Secondly, in many of those non-Central Belt cases, even where they made little headway against SNP incumbents, they were snaffling up wandering Labour voters, rather then those going to the SNP. Aberdeen/Donside, Stirling, Carrick/Cumnock/DoonValley, Cunninghame/North, Clacks/Dunblane, Linlithgow, Clydesdale are all good examples. Even where there was no Labour vote to mop up and the incumbent held their own, there were still prodigious Tory advances, like the 19% in Aberdeen/South.

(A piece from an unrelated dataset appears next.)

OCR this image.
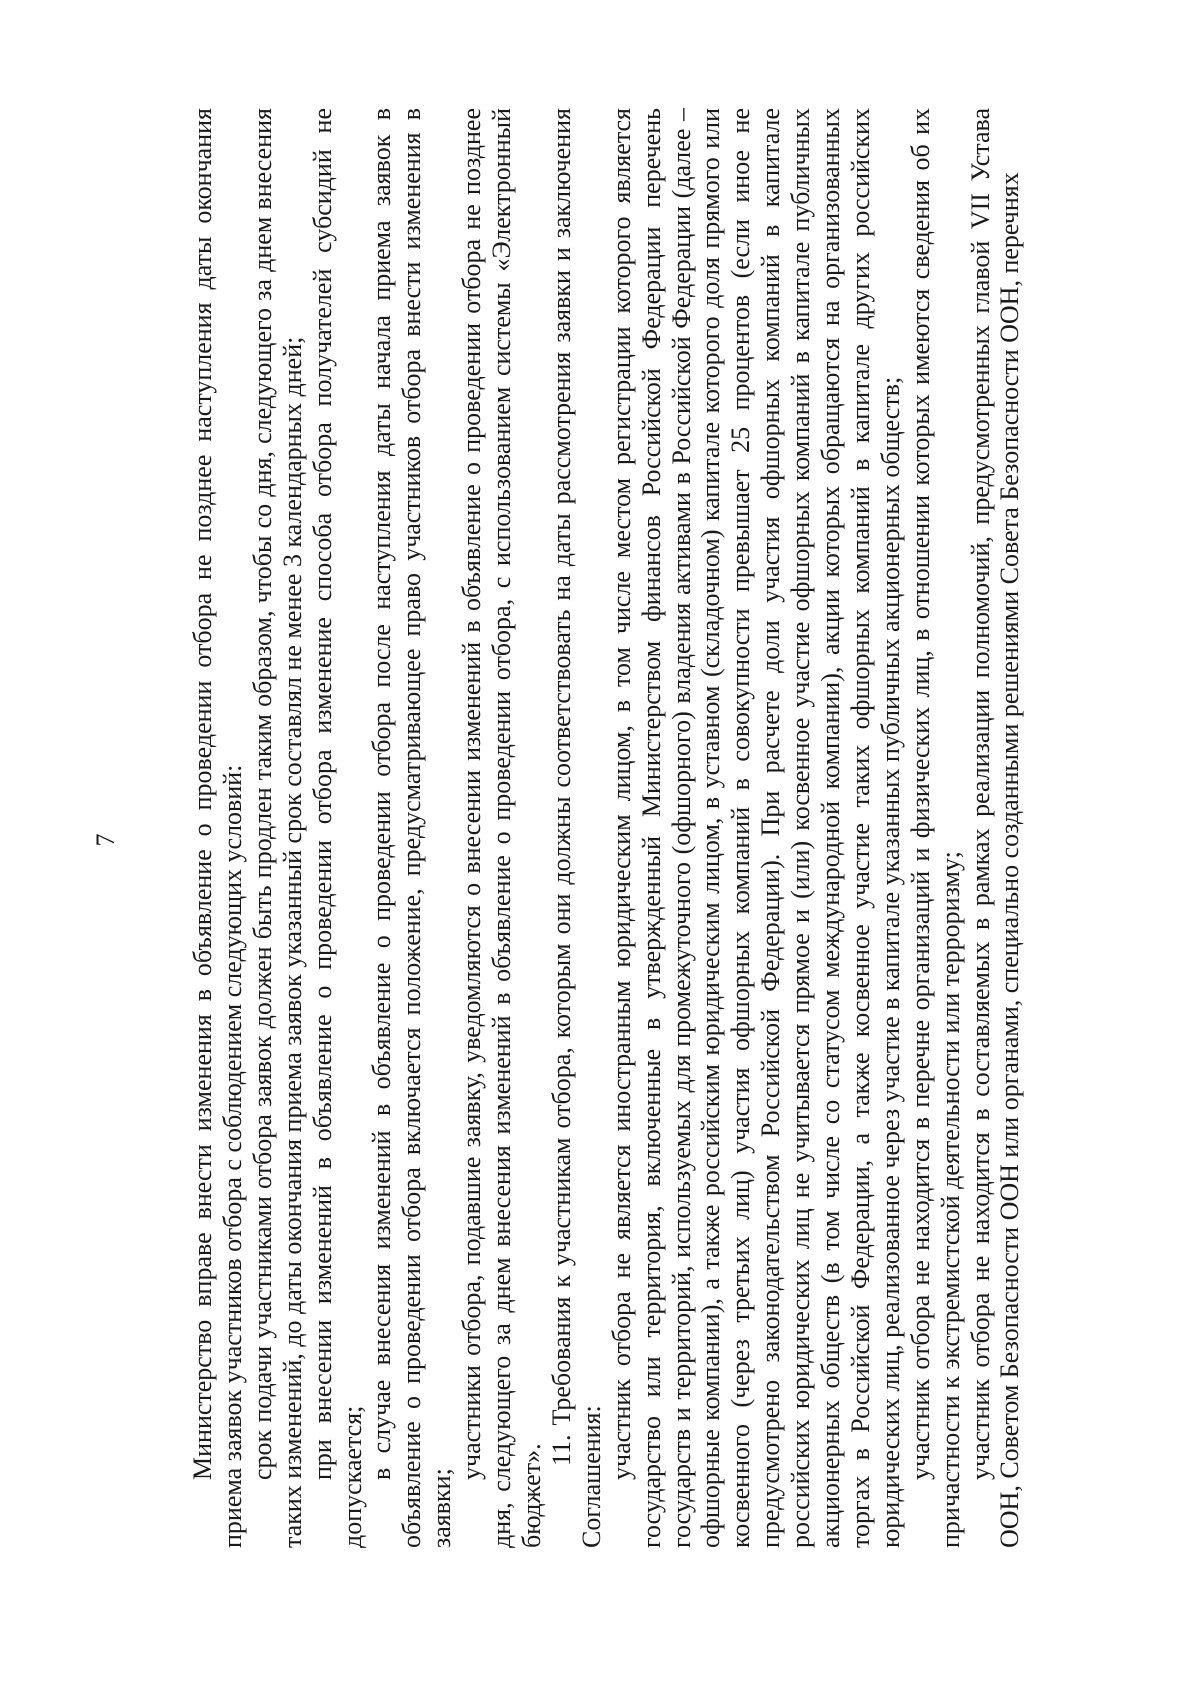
7	Министерство вправе внести изменения в объявление о проведении отбора не позднее наступления даты окончания приема заявок участников отбора с соблюдением следующих условий: срок подачи участниками отбора заявок должен быть продлен таким образом, чтобы со дня, следующего за днем внесения таких изменений, до даты окончания приема заявок указанный срок составлял не менее 3 календарных дней; при внесении изменений в объявление о проведении отбора изменение способа отбора получателей субсидий не допускается; в случае внесения изменений в объявление о проведении отбора после наступления даты начала приема заявок в объявление о проведении отбора включается положение, предусматривающее право участников отбора внести изменения в заявки;

участники отбора, подавшие заявку, уведомляются о внесении изменений в объявление о проведении отбора не позднее дня, следующего за днем внесения изменений в объявление о проведении отбора, с использованием системы «Электронный бюджет».

11. Требования к участникам отбора, которым они должны соответствовать на даты рассмотрения заявки и заключения Соглашения: участник отбора не является иностранным юридическим лицом, в том числе местом регистрации которого является государство или территория, включенные в утвержденный Министерством финансов Российской Федерации перечень государств и территорий, используемых для промежуточного (офшорного) владения активами в Российской Федерации (далее – офшорные компании), а также российским юридическим лицом, в уставном (складочном) капитале которого доля прямого или косвенного (через третьих лиц) участия офшорных компаний в совокупности превышает 25 процентов (если иное не предусмотрено законодательством Российской Федерации). При расчете доли участия офшорных компаний в капитале российских юридических лиц не учитывается прямое и (или) косвенное участие офшорных компаний в капитале публичных акционерных обществ (в том числе со статусом международной компании), акции которых обращаются на организованных торгах в Российской Федерации, а также косвенное участие таких офшорных компаний в капитале других российских юридических лиц, реализованное через участие в капитале указанных публичных акционерных обществ; участник отбора не находится в перечне организаций и физических лиц, в отношении которых имеются сведения об их причастности к экстремистской деятельности или терроризму; участник отбора не находится в составляемых в рамках реализации полномочий, предусмотренных главой VII Устава ООН, Советом Безопасности ООН или органами, специально созданными решениями Совета Безопасности ООН, перечнях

And that was just the constituencies. The Tories played an even cleverer game on the list and boosting their seven FPTP seats by doubling their list members to 24 with 524,222 votes that took them well past Labour for a very economical 21,842 votes per list member. Even in South of Scotland, despite winning four constituencies, their 100,753 votes were not wasted as they added two list seats.
So, thirdly, Tory emphasis on receiving both votes was justified. Not so the SNP, who were adamant on the same point. This seems to have gifted their reviving Tory opponents an extra boost in doing so. The table below shows it took 288,397 list votes to elect one SNP list MSP but only 25,171 to elect a Green one (see above for what a deal the Tories got).
In six regions, 751,770 SNP votes were totally wasted. Worse, they could have been harnessed to the cause of independence. Rather than party discipline when there was no need, what if the SNP had publicly encouraged its supporters to vote Green on the list? Lets assume 25% were scunnered by this and didn’t vote, 50% ignored the request and voted SNP anyway, but 25% saw the logic and split their two votes.
Even that 1-in-4 would (except in Glasgow) have tripled the Green vote for one or two more Green list MSPs per region for a total around 19. Those would have come most from the Tories and Labour, with SNP and Lib-Dems losing one each. This would result in the following makeup of Parliament:
The SNP would still be in as strong a position to form a minority government. But if Nicola is serious about a working consensus, this scenario would make her job so much easier. Not only would she be facing Tories 2/3rds as resurgent but some hoary un-dead Labour opponents wouldn’t have slipped in through the back door.
She would face only 48 (instead of 60) hostile unionists in opposition. She would have a stronger similarly progressive ally committed to the same goal as she. That populist and similarly principled ally would soften the autocratic edges that cost the SNP votes and boosted the Tories for their promise to take that autocracy on.
That the SNP chose not to do this is regrettable by all who support their goal. It has boosted once-toxic Tories in a way they could scarce have dared hope. We’ll see just how green the SNP will become working with St Partick of the Harvie and his fewer untried troops. But so far, the waste of the greater opportunity—and of 751,770 of their supporters’ list votes—just makes them cabbage-looking.